Links: Assessing at the contending chops of the Blazers
It’s a New Year and the Trail Blazers are still hanging around at the top of the standings.
A couple of places around the basketball internet focused on the Blazers, their chops as contenders and teams that might be more “for real” than the 25-7 Blazers.
Tom Haberstroh of ESPN.com had entire column where he writes that the Golden State Warriors should be considered more of a contender than the Blazers. He cites that the two team’s point differential is comparable despite Portland having much better health than Golden State.
But with the exception of a rookie being sidelined, what we’re watching is just about the best-case scenario for the Blazers. And nonetheless, they’re just barely better than the Warriors on the season in point differential (plus-5.3 vs. plus-5.1 per 100 possessions). Even with Iguodala out for a long stretch, the two teams are neck-and-neck in the Hollinger Power Rankings despite the gap in the standings. The Blazers’ superior record is boosted by some Lillard-spun good fortune in clutch situations. In games where the score margin is within three points in the final minute, the Blazers are 12-3 while the Warriors are just 8-6.
With health — for now — on their side, the Warriors went 11-5 in December and enter Thursday’s showdown with the Miami Heat carrying a six-game win streak. And four of those five December losses have been by four points or fewer. What’s more, the road is about to get smoother thanks to a scheduling quirk that has 24 of the Warriors’ next 49 games coming against the sorry Eastern Conference.
Contrary to popular belief, the Warriors are a defense-first team thanks to Iguodala and Bogut.
Ultimately for the Warriors, Iguodala changes everything. When Iguodala went down with a strained hamstring in November, it derailed the Warriors’ season as they played without their best perimeter defender and primary ball handler behind Curry for 12 games.

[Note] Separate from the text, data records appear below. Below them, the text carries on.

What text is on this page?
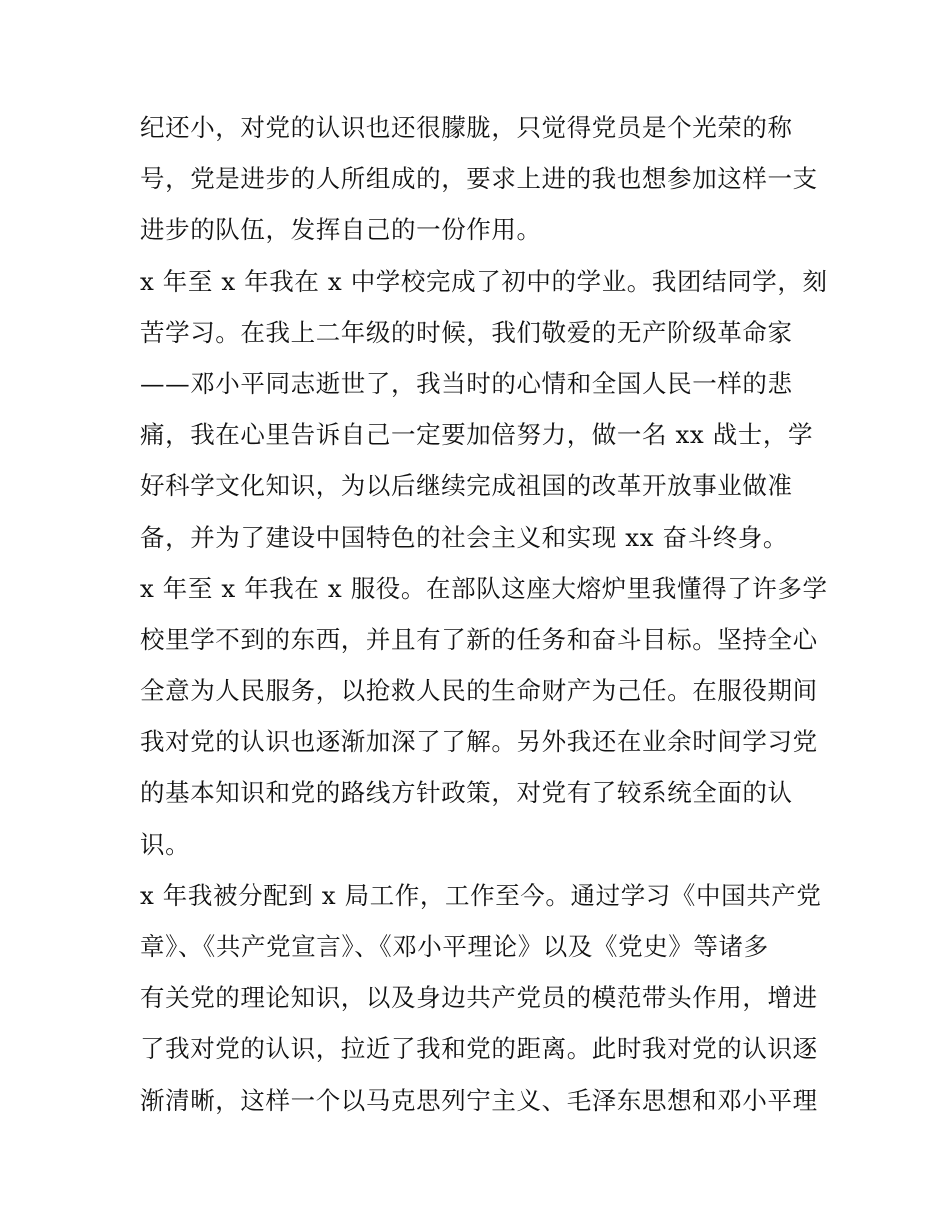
纪还小，对党的认识也还很朦胧，只觉得党员是个光荣的称
号，党是进步的人所组成的，要求上进的我也想参加这样一支
进步的队伍，发挥自己的一份作用。
x 年至 x 年我在 x 中学校完成了初中的学业。我团结同学，刻
苦学习。在我上二年级的时候，我们敬爱的无产阶级革命家
——邓小平同志逝世了，我当时的心情和全国人民一样的悲
痛，我在心里告诉自己一定要加倍努力，做一名 xx 战士，学
好科学文化知识，为以后继续完成祖国的改革开放事业做准
备，并为了建设中国特色的社会主义和实现 xx 奋斗终身。
x 年至 x 年我在 x 服役。在部队这座大熔炉里我懂得了许多学
校里学不到的东西，并且有了新的任务和奋斗目标。坚持全心
全意为人民服务，以抢救人民的生命财产为己任。在服役期间
我对党的认识也逐渐加深了了解。另外我还在业余时间学习党
的基本知识和党的路线方针政策，对党有了较系统全面的认
识。
x 年我被分配到 x 局工作，工作至今。通过学习《中国共产党
章》、《共产党宣言》、《邓小平理论》以及《党史》等诸多
有关党的理论知识，以及身边共产党员的模范带头作用，增进
了我对党的认识，拉近了我和党的距离。此时我对党的认识逐
渐清晰，这样一个以马克思列宁主义、毛泽东思想和邓小平理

In his absence, the Warriors went 5-7 and surrendered 105 points per 100 possessions to the other team, a rate that would rank 25th in the league over a full season or roughly the same rate as the Blazers’ defense (104.8 points per 100 possessions).
J.A. Adande and Izzy Gutierrez of ESPN.com had a “Coast-to-Coast” back and forth and the first question of their piece centered on the Russell Westbrook injury and the viability of the jump-shooting Blazers.
Yes, they’re a jump-shooting team and jump-shooting teams usually find themselves making more putts than jumpers come June. But the way the Blazers perform in crunch time makes me think their way could work. They’re 11-2 in games decided by three points or fewer. Yes, they’re shooting jumpers. But they execute so well they’re shooting open jumpers. According to NBA.com stats, the Blazers are tops in the league in clutch scoring and clutch true shooting percentage. And what are playoff games if not 48 minutes of clutch time?
What Portland can ride to playoff success, more so than random shots late in games, is their trust in each other. Their starting five, plus Mo Williams, is moving the ball like the Spurs and Heat, seemingly finding wide-open shooters regardless of the time of game. When you’ve built up a season of those kinds of habits, it tends to translate in the playoffs. And what two teams were in the Finals last season? The teams that arguably moved the ball best all season. So I’m with you on the Blazers.
Our friend Ben Golliver from Blazersedge.com, wearing his SI.com hat, discussed the Blazers as contenders with his partner in crime Rob Mahoney.
Portland is different in a number of ways from the other teams in this group in addition to their defense, which is the lowest ranking on either side of the ball by any of the five teams mentioned here. The Blazers’ core players lack in meaningful playoff success, their bench is arguably the weakest of the five teams discussed here, and their core pieces have had less time to jell than the others. Those conditions aren’t enough to prevent the Blazers from winning the franchise’s first playoff series since 2000, but they do make it seem a bit early to crown the Blazers as unqualified title contenders. Usually, contenders achieve postseason success step-by-step — the Heat, Pacers and Thunder are all examples from recent years — and the Blazers are in a position to bring back all of the key pieces of their rotation next season, while making tweaks around the edges and filling out their bench next summer. Put it this way: I like the idea of Blazers as title contenders in 2015 more than 2014, much like the Pacers look more ready this year than last.
The Blazers are an elite offensive team capable of stout defensive stretches, and in that they’d seem to qualify as contenders in some form. Their 25-7 record — tied for third in the NBA — speaks for itself, and has the proper pythagorean foundation and strength of schedule to confirm its integrity. The Blazers’ pace-adjusted point differential, too, is right in the mix with the Warriors, Rockets, and Clippers. That’s a fair grouping; Portland may not be a contender by the same standard as Miami, Indiana, San Antonio, or Oklahoma City, but they have the offensive dominance, occasional defensive viability, and underlying chemistry necessary to make a run if the right string of matchups presents itself.